Adults Aged 35-44 Died At Twice The Expected Rate Last Summer, Life Insurance Data Suggests

CEMETARY

 by Margaret Menge

ZEROHEDGE

 

Death claims for adults aged 35 to 44 were 100 percent higher than expected in July, August, and September 2021, according to a report by the Society of Actuaries, which analyzed 2.3 million death claims submitted to life insurance firms.

The report looked at death claims filed under group life insurance policies during the 24 months of the COVID-19 pandemic, from April 2020 to March 2022. The researchers used data from the three years before the pandemic to set a baseline for the expected deaths.

While COVID-19 played some role in the majority of the excess deaths for adults over the age of 34 during the two pandemic years, the opposite was true for younger people. For people 34 and younger, the number of excess non-COVID deaths was higher than those related to COVID, the data show.

During the third quarter of last year, deaths in the 25-to-34 age bracket were 78 percent above the expected level and, for people aged 45 to 54, 80 percent higher than expected. Excess mortality was 53 percent above the baseline for adults aged 55 to 64.

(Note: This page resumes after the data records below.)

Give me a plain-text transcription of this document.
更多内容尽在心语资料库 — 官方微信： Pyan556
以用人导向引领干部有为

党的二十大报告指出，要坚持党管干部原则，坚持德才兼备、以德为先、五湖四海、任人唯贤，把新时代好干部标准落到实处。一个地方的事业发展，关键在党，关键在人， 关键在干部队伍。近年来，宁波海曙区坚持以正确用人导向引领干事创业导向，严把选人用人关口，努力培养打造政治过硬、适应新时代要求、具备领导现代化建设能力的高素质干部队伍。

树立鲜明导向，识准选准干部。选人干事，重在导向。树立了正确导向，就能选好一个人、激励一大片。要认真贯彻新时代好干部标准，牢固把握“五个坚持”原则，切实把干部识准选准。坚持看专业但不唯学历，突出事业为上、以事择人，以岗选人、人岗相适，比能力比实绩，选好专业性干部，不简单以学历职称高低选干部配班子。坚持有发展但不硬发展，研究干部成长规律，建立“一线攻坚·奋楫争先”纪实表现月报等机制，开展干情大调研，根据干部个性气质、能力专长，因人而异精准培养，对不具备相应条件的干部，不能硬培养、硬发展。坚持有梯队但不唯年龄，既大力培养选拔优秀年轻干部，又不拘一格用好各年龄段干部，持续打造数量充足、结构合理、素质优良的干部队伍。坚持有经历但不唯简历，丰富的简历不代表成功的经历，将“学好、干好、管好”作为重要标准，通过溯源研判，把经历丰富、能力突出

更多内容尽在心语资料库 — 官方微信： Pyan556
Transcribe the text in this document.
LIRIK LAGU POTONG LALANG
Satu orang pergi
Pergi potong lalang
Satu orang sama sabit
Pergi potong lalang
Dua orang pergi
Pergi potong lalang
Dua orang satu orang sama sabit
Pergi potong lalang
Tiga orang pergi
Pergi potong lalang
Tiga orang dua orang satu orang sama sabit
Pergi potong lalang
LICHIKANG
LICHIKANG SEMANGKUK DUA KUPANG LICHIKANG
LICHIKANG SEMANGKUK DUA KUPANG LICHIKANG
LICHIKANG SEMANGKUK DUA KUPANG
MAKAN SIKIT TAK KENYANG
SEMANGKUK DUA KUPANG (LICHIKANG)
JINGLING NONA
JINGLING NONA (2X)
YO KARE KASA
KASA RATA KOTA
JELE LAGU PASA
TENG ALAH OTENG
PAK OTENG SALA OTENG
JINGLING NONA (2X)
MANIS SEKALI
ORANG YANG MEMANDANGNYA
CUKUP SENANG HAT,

The Society of Actuaries (SOA) asked all 20 of the participating life insurance companies how they determine the cause of death for the purpose of recording claims. Of the 18 that responded, 17 said they list COVID-19 as the cause of death if it’s listed anywhere on the death certificate, while eight of the 18 said they go further and communicate with relatives and the medical examiner and look at other sources to try to determine the true cause of death.

One life insurance company stated that it recorded COVID-19 as the cause of death only when it could be determined to be the primary cause of death on a death certificate.

The report also notes that white-collar workers had the highest number of excess deaths during the two years studied. The group, which includes accountants, lawyers, computer programmers, and most other jobs done in an office setting, had 23 percent more deaths than expected.

The sharp increase of deaths among working-age people was first brought to light by Scott Davison, CEO of the Indianapolis-based life insurance company OneAmerica, who said in a virtual press conference on Dec. 30, 2021, that his company and the life insurance industry as a whole was seeing a 40 percent increase in deaths among people ages 18 to 64.

Davison said at the time that this represented the highest death rates in the history of the life insurance business, and that an increase in mortality of just 10 percent would constitute a “three-sigma” event, a once-in-200-year catastrophe.

OneAmerica is one of the 20 companies that contributed data for the SOA report. The others include Aflac, Anthem, The Hartford, Lincoln Financial Group, MetLife, New York Life, and Principal Financial.

Edward Dowd, a hedge fund manager who has been studying excess mortality for the past several months and has an upcoming book on the topic, Cause Unknown, says the rate of deaths among young people is alarming. He pointed out that excess deaths peaked around the time the Biden administration mandated COVID-19 vaccines and companies rushed to comply.

Temporally, in that three-month period, the change was such that, there was something that occurred,” he said. “Well, we all know what occurred in August, September, and October. It was Biden’s mandates on Sept. 9, and a lot of corporations anticipating those mandates.

President Joe Biden on Sept. 9, 2021, mandated COVID-19 vaccines for federal employees and health care workers in facilities certified by Medicare and Medicaid.